Well, I do remember that Nvidia did it with Geforce FX... :p (Fat lot of good that did any of us though, heh! ;))
 
Huh, saw a completely different rumor that specifically stated the 370 would be an all new card with a 6" PCB clocked at 925mhz. At this point I suspect there's just a bandwagon of false rumors that people have generated just to be on the bandwagon too. I'm not saying this is false, it could be true for all I know. But so could an entire refresh or etc. etc.

May just have to wait till June to actually find out, though as far as I know losless delta color compression isn't something that's a huge cost to implement in hardware and does have a huge benefit. So I personally wouldn't see a reason not to implement it on nearly every card, especially as it can be used to reduce costs for performance, as Nvidia has done across its line so far (Nee GTX 960 with a 128bit bus).
 
Yeah, here's another set of rumors from less than two weeks ago: http://www.maximumpc.com/xfx_radeon...leaks_web_higher_end_r300_series_cards_follow

The only thing consistent about any of these leaks, rumors, and what have you is that they are anything but consistent. It will and won't be an entire lineup refresh, the 390x will have anywhere from 4 to 16 gigs of ram, and the secret moon donkey may or may not be appearing at midnight. I like speculation and rumor but at this point I think both sites and people know this stuff will get clicks so they'll both put up anything at all just to get them.
 
Fiji XT with 3584 SPs? R9 390 with GDDR5? (Notice that the R9 390X has 4 GB "memory" instead. :D)

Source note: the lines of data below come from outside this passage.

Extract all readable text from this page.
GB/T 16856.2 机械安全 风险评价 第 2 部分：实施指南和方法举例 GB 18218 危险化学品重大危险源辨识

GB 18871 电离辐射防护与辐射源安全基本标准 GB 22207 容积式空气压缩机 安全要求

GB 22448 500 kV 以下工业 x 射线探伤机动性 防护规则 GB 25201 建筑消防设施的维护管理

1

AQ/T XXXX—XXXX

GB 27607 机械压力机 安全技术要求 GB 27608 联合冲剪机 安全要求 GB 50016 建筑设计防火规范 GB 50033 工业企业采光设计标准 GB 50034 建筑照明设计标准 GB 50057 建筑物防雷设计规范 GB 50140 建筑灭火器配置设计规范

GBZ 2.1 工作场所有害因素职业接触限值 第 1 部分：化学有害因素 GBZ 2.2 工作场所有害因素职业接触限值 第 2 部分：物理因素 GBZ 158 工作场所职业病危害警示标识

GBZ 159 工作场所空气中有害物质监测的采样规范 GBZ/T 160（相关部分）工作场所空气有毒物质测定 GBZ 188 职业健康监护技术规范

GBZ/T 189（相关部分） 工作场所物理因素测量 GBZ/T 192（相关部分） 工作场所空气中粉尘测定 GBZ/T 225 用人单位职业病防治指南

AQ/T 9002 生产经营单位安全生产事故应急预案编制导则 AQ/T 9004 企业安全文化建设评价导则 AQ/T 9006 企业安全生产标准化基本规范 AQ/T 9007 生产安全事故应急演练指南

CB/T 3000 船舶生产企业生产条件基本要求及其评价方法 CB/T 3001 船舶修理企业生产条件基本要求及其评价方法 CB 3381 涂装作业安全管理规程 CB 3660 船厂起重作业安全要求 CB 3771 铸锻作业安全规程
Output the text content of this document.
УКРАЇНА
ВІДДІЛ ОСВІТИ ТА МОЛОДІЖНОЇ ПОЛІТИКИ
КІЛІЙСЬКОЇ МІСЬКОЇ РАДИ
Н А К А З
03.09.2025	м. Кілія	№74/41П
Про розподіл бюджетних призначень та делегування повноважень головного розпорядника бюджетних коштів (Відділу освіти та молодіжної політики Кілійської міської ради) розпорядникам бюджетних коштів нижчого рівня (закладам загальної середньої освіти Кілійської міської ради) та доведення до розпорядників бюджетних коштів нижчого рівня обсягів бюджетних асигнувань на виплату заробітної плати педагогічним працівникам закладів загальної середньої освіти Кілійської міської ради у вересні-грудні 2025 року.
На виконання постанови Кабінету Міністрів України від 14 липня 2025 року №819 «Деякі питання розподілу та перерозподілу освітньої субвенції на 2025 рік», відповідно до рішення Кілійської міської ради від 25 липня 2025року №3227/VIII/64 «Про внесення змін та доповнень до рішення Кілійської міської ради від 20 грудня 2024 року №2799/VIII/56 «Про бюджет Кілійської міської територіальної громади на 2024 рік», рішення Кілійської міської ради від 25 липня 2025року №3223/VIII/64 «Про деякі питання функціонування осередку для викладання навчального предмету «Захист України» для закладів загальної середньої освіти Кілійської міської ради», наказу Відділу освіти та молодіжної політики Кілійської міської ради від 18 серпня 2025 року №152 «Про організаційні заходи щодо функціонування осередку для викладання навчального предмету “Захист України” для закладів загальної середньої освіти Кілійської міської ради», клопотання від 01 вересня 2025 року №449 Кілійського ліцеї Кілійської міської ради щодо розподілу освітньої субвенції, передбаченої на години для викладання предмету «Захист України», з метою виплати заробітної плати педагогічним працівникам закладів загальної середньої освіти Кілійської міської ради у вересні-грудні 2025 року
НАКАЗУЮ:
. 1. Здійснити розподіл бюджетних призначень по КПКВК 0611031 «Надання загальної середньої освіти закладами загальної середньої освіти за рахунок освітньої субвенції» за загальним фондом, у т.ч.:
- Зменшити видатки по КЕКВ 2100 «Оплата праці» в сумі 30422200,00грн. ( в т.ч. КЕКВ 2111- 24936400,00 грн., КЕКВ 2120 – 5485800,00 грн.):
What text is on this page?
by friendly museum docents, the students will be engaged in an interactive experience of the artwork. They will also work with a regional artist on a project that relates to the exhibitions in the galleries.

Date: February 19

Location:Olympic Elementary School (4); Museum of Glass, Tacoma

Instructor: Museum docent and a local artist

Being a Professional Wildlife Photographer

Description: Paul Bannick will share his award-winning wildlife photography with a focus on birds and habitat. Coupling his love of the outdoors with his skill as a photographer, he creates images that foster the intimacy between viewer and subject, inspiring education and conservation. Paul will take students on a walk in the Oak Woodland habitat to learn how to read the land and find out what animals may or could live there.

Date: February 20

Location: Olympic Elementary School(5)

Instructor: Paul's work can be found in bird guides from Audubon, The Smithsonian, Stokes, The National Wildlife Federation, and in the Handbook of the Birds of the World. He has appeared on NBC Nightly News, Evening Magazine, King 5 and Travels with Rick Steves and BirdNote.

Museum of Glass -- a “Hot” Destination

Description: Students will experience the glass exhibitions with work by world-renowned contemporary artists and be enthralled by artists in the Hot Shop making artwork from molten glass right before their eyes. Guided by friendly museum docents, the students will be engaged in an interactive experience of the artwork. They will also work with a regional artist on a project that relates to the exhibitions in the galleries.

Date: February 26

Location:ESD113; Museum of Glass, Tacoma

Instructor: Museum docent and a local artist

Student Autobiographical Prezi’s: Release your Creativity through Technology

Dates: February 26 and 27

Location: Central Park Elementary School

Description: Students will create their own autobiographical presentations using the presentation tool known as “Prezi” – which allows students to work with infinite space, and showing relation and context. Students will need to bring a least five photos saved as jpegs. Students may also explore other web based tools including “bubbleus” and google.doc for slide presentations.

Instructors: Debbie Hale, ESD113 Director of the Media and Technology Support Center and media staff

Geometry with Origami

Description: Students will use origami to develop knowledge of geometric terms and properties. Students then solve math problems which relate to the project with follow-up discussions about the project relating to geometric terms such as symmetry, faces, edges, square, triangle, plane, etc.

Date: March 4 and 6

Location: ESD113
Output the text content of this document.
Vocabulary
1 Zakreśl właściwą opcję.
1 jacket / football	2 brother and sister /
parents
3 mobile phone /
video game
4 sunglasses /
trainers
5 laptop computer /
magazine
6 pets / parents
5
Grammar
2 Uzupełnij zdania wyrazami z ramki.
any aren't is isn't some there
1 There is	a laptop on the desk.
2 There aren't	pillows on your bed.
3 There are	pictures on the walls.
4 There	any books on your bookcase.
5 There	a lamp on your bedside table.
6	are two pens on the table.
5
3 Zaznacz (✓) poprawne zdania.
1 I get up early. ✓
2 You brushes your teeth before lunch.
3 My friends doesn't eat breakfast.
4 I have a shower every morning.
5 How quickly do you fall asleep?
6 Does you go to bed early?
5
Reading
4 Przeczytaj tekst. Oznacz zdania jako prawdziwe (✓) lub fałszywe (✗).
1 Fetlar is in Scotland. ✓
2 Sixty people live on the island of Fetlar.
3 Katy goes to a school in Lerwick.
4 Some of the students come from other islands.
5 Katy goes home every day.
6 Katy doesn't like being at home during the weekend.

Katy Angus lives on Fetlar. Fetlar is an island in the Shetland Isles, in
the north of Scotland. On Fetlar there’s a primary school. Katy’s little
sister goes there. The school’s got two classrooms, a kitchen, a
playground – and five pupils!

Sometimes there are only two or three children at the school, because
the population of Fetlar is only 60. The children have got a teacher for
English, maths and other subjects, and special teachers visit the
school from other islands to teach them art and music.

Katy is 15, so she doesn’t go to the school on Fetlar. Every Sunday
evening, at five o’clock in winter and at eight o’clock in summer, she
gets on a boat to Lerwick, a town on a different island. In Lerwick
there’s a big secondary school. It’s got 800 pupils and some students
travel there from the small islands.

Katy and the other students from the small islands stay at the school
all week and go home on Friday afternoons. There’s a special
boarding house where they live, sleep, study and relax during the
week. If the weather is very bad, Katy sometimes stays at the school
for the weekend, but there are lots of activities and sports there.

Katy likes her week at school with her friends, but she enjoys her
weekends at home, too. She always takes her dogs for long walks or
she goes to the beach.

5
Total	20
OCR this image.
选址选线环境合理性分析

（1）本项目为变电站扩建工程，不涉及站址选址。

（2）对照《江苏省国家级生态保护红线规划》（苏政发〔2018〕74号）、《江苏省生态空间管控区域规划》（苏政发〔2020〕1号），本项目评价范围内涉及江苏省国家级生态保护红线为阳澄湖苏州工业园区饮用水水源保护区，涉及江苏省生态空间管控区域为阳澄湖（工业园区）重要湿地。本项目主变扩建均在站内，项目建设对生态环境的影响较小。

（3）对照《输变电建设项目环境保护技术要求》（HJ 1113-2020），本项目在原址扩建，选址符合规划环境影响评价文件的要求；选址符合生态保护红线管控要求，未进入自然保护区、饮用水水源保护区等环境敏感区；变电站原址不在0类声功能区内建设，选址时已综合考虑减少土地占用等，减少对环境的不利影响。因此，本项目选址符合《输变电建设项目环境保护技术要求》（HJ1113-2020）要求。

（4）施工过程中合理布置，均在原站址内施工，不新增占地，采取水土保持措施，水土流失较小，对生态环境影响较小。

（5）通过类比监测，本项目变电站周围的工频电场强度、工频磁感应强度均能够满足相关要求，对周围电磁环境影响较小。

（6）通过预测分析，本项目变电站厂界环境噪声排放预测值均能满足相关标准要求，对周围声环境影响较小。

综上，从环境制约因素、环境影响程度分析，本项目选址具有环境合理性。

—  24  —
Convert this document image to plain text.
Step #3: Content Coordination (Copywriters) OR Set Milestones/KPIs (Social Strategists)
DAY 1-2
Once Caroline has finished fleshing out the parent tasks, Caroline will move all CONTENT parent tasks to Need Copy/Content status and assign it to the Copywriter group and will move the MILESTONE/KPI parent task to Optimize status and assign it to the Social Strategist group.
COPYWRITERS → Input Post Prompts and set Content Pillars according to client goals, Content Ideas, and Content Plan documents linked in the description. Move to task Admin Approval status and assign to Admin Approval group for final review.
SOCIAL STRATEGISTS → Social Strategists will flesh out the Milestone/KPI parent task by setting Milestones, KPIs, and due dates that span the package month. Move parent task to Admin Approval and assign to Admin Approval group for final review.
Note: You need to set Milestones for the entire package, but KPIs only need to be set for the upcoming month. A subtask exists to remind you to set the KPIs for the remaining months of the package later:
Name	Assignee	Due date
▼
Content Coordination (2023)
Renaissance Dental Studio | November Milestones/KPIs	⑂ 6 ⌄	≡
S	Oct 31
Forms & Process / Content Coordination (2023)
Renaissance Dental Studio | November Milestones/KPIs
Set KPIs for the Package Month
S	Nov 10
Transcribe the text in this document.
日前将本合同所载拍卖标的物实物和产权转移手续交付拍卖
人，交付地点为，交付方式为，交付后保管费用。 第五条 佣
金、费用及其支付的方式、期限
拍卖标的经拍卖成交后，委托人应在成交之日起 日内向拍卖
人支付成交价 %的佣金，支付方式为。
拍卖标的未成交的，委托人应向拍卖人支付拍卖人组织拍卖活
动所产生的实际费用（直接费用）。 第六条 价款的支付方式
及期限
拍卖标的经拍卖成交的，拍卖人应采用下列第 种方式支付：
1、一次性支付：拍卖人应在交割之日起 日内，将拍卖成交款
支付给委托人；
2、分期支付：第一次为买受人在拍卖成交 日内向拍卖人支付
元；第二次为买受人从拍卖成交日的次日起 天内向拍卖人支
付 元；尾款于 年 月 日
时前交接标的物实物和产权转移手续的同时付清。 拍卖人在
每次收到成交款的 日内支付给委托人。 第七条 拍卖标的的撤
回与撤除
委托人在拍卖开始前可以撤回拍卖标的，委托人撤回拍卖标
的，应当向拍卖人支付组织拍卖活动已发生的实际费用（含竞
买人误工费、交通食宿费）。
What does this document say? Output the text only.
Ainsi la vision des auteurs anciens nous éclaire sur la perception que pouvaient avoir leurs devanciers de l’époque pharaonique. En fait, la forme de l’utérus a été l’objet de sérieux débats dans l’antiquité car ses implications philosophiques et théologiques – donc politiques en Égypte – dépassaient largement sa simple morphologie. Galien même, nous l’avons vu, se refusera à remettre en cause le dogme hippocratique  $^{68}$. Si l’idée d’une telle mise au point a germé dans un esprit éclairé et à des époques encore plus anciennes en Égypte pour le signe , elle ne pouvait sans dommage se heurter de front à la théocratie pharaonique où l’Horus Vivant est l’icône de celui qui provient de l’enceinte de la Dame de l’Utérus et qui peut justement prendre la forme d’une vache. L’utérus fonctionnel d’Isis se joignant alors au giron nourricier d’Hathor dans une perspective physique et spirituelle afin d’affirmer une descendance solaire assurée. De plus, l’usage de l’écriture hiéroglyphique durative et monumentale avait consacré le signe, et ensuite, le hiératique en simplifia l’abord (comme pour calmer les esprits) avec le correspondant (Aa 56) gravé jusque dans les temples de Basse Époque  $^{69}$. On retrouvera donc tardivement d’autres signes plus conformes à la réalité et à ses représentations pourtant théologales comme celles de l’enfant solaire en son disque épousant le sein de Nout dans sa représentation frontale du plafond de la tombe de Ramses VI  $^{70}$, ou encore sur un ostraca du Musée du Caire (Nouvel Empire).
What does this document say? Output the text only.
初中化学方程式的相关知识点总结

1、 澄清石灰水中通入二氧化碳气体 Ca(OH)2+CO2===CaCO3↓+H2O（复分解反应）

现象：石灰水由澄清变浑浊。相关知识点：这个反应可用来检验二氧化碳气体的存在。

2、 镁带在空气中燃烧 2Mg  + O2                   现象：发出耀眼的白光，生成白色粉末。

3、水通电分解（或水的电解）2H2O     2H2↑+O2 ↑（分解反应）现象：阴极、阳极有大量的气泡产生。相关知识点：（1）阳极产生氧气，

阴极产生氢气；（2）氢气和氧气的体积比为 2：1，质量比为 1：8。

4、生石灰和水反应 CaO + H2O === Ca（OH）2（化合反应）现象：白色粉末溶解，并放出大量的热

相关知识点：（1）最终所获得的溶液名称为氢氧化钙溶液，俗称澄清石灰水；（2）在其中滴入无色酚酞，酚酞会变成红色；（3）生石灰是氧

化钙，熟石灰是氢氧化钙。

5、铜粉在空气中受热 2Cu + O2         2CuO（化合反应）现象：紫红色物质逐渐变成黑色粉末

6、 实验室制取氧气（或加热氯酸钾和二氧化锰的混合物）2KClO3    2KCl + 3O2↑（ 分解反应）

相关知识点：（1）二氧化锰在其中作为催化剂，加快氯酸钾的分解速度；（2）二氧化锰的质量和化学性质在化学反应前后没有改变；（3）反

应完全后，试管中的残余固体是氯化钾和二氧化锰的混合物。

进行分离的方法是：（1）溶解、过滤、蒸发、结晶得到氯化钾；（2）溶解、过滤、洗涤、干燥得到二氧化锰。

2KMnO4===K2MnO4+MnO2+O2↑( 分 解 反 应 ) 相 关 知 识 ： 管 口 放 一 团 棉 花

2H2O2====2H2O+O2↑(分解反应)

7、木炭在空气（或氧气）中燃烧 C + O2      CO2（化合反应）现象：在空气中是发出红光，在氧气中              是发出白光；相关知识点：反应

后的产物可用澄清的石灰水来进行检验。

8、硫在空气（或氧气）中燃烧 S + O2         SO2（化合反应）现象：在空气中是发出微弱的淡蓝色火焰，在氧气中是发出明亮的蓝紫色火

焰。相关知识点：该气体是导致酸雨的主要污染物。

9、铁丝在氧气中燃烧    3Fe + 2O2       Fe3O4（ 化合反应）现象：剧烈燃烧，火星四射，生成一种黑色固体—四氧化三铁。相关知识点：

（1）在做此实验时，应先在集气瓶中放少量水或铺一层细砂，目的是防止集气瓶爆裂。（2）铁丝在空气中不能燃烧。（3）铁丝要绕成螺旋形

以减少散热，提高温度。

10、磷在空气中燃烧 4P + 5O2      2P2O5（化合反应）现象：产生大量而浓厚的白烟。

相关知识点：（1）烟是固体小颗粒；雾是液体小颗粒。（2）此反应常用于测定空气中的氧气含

I'm going to guess that the Fiji part of the rumor is either 100% true or completely false (except for "obvious" parts like the 28 nm), most likely the latter. The rest of the lineup seems reasonable though.
 
That isn't really compatible with these news:
http://wccftech.com/xfx-radeon-r9-3...gddr5-vram-launches-april-2015/#ixzz3U4TxXZhL
I can't see how they'd lower Pitcairn's power consumption by at least 30% without somehow changing the chip. PCB optimization would only get you so far.


R370 being Pitcairn a.k.a. HD7870 a.k.a. R9 270 would be terrible for AMD's midrange.
If having the same chip for the same performance segment for 3 years in a row wasn't bad enough, then doing it for 4 years will mean nVidia may go with 4 different chips to tackle it: GF114 on release, GK106/GK104 a few months later, GM206 right now and a Pascal successor in early 2016.
 
That isn't really compatible with these news:
http://wccftech.com/xfx-radeon-r9-3...gddr5-vram-launches-april-2015/#ixzz3U4TxXZhL
I can't see how they'd lower Pitcairn's power consumption by at least 30% without somehow changing the chip. PCB optimization would only get you so far.


R370 being Pitcairn a.k.a. HD7870 a.k.a. R9 270 would be terrible for AMD's midrange.
If having the same chip for the same performance segment for 3 years in a row wasn't bad enough, then doing it for 4 years will mean nVidia may go with 4 different chips to tackle it: GF114 on release, GK106/GK104 a few months later, GM206 right now and a Pascal successor in early 2016.

Well, they could sell them for peanuts, like back in the days with the Radeon HD 4870/4890.